At Ellis Island, I was meandering through the exhibits, looking into the faces of immigrants from years past and places I’ll probably never travel to, thinking about how writing-- even fiction-- preserves moments that would otherwise become lost and forgotten. Images preserve memory too, but writing preserves thought, which is probably the most accurate depiction of a time or place you can ever hope to uncover. As I looked at the images of children and families who slept on benches waiting to get the final pass to come to America…the pictures of immigrants staring into the camera, likely filled with either annoyance or pride as someone took a picture of them wearing their cultural dress... I wondered, “what were they thinking?”

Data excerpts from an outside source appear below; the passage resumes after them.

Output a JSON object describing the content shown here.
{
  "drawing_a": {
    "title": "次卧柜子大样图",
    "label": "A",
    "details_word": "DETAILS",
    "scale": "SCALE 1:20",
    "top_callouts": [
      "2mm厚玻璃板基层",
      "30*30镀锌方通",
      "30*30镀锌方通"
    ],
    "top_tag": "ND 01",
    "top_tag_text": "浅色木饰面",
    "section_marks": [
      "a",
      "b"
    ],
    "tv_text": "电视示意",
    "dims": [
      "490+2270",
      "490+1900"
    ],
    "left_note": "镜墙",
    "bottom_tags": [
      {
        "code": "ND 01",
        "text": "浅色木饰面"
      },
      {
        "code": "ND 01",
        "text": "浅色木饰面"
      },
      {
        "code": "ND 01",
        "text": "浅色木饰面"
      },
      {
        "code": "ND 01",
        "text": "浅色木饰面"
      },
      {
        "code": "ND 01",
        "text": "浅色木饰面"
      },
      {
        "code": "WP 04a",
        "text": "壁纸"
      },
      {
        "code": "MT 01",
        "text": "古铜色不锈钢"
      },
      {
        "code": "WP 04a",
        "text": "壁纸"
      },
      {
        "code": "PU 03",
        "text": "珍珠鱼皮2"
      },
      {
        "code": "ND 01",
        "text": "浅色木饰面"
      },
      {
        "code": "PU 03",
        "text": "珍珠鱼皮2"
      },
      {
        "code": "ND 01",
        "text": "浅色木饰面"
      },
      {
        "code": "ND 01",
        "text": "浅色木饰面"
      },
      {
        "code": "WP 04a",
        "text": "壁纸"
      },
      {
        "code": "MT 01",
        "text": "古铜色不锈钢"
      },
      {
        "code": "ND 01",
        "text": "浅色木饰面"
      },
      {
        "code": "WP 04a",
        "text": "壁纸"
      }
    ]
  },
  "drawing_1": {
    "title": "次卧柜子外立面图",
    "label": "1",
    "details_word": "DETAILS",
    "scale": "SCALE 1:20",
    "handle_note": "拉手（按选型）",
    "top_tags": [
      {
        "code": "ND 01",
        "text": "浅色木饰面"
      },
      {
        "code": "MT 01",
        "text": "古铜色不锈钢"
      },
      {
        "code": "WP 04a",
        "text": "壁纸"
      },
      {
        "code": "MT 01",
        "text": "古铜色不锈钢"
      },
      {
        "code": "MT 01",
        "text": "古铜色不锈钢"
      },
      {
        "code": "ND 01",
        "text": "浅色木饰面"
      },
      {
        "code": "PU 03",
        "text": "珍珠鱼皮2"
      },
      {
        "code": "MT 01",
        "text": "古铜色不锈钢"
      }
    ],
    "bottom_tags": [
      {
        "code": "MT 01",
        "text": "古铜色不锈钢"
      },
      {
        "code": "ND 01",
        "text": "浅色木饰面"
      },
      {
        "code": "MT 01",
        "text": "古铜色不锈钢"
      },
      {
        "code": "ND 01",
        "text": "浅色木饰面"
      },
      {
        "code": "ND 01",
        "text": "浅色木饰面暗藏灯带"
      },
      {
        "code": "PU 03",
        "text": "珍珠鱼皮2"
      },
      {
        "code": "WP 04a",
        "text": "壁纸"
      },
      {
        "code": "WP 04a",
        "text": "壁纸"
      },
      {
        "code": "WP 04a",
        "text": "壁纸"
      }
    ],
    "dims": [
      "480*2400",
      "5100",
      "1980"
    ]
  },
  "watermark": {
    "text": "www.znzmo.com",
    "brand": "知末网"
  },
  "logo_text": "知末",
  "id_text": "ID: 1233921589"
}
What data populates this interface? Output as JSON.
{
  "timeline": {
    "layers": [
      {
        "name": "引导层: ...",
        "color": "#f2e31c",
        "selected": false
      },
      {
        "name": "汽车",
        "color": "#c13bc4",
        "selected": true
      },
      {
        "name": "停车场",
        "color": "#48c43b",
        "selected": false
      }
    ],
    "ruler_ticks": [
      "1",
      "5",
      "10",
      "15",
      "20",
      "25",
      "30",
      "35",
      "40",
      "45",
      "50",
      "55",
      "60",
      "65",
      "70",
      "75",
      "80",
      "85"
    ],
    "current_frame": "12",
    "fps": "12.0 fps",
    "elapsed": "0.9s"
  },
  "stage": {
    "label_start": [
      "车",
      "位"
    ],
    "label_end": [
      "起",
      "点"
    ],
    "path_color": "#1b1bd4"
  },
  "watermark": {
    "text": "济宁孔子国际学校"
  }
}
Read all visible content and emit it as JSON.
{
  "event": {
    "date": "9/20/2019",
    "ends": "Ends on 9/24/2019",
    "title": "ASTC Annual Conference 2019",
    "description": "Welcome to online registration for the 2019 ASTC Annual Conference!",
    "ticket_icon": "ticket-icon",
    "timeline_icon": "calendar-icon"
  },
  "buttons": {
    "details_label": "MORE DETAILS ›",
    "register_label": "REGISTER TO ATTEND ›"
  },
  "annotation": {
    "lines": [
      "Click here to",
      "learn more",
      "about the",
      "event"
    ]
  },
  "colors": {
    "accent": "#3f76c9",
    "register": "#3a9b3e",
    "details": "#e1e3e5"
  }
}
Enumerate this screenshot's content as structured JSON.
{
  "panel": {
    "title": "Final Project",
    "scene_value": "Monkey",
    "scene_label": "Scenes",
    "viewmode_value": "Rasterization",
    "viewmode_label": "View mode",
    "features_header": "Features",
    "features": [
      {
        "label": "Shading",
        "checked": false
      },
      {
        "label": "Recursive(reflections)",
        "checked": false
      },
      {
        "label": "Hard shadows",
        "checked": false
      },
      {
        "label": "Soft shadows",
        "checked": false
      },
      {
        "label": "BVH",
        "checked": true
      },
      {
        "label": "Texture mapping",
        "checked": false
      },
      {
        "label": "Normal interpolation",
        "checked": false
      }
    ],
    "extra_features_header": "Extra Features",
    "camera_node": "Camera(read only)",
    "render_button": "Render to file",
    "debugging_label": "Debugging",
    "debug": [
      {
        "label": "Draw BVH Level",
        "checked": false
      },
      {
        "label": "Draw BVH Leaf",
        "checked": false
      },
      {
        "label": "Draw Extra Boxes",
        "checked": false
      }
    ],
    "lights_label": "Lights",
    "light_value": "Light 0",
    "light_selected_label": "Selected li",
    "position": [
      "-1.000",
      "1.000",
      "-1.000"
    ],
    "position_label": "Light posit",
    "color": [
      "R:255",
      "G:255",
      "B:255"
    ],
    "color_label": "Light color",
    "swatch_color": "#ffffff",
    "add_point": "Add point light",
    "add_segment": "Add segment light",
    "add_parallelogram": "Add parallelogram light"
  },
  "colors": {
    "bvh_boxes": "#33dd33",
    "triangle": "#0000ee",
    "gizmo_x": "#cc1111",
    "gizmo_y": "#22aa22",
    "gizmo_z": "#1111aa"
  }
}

Yes, speech holds its own form of power, but you can’t refer to it unless its preserved by way of transcript, audio, or the written word. Writing, for better or worse, is immortalized. Contracts are what you come back to when the spoken word cannot be trusted. A signature is still worth more than a thousand words. Words just sound and feel more sacred when they’ve been written and can be read.
I’ve been reading (for forever it seems) The Art of Power about Thomas Jefferson by the author Jon Meacham.
Here’s a random passage:
“For Thomas Jefferson, politics were ubiquitous. They were the air he breathed. ‘May we outlive our enemies,’ Jefferson once wrote in a private note to himself. On the same page of a memorandum book on which he noted that he had sent to London for summer clothes for his slave Jupiter and scarlet cloth for his own waistcoats, he added an aphorism: 'No liberty, no life.' ”
I hope one day someone will publish the contents of my digital to-do lists, including “paint your toenails” and “buy groceries.” My quote will read less like “no liberty, no life,” and more like, “no Netflix, more boredom.” All jokes aside, without Jefferson’s written words, would we ever know the mundanity that is buying scarlet cloth for a waistcoat? Would we know the name Jupiter? Jefferson leaves behind a note he wrote hundreds of years ago, and now it's 2014 and I’m Googling his slave's name. I know Jupiter's wife’s name was-- IS-- Susan. His life becomes relevant again.
You can have children, Instagram your dinner, or do any number of things that lets people know you EXIST and that you were here, but there is still no better way to set aside your moment in time than to write about it. Talk is cheap. The written word is priceless.